Really if we are to accept that, something it very wrong at the core of the internet. As much as there is this big fear of submerine patents, that effects any and all technologies… OGG looks alot better since that is the only baggage that they got legally and the rule about handling them in the US is much like the “Fight Club” (through there is a reason for this, that is for anyone that is found to willingly violate a patent in the US will be penilized for triple the damages. Even if it’s for the sake of finding out if one has violated a patent to change it later… Indeed in the US, you DON’T talk about the “Fight Club”) . To me the OGG formats, as bad as Theora is, are the only way forward since they give vendors the ability to treat the internet as it has been…. by giving people the ability to implement, share and use without royalites to suck potential dry.

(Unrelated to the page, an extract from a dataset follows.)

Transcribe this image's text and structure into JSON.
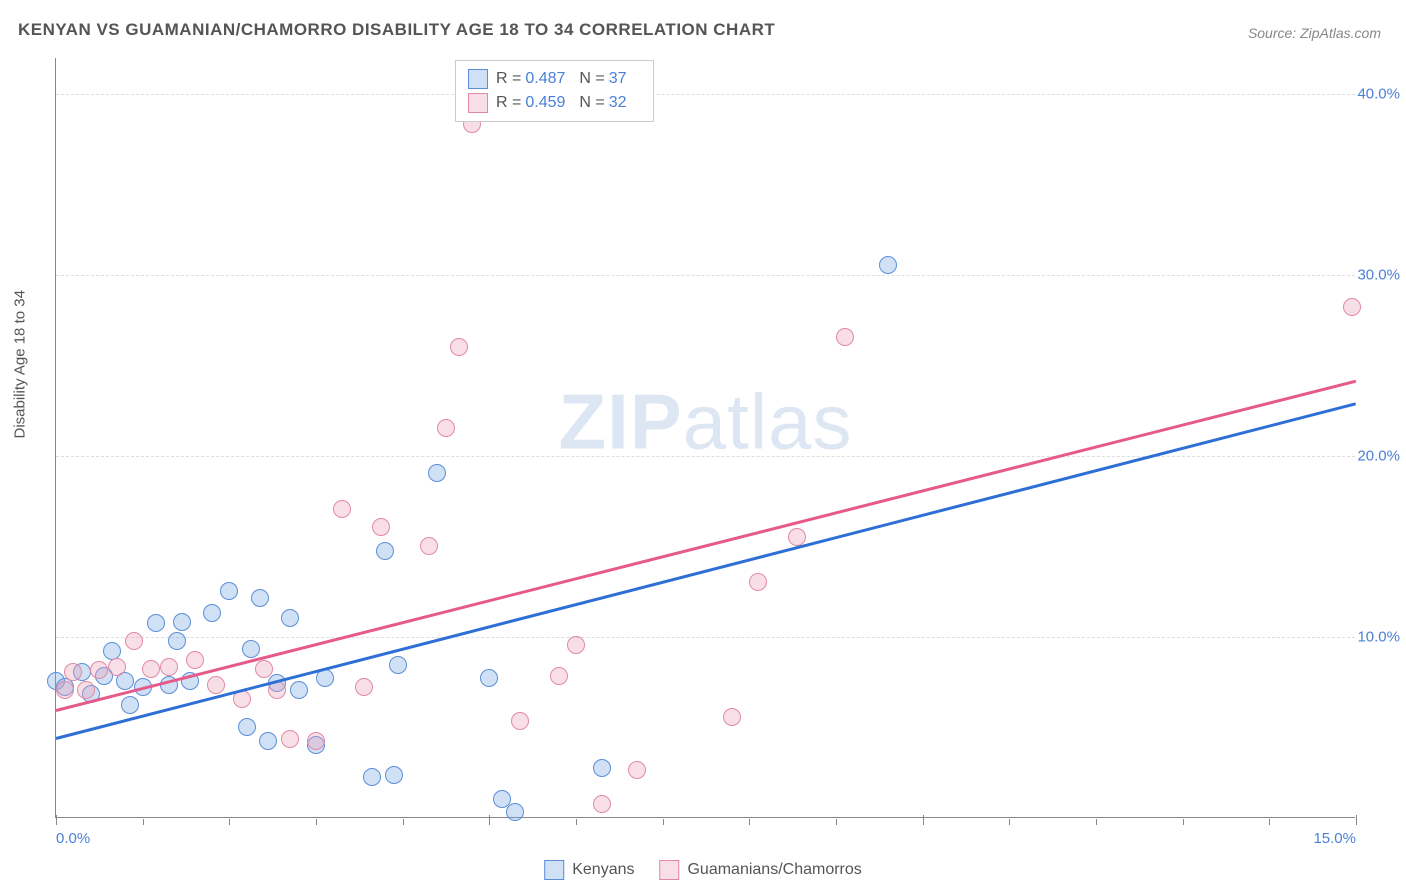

Let me also pick a bone of something that I have seen. Mozilla more or less displayed there options in the open… H.264 is a non-starter since there are many others in the downstream of Gecko that would twitch at being open to this kind of risk. For that, they have been canned for endlessly for adopting an “Theora or bust” position. The same Foundation/Corp that released Firefox 3.5 to the world, where one billion copies of it have been downloaded (and counting)… Mozilla as some big clout that should not be overlooked for being number two. For those that can them for taken a high road on this matter, all I can say it this… wait and see.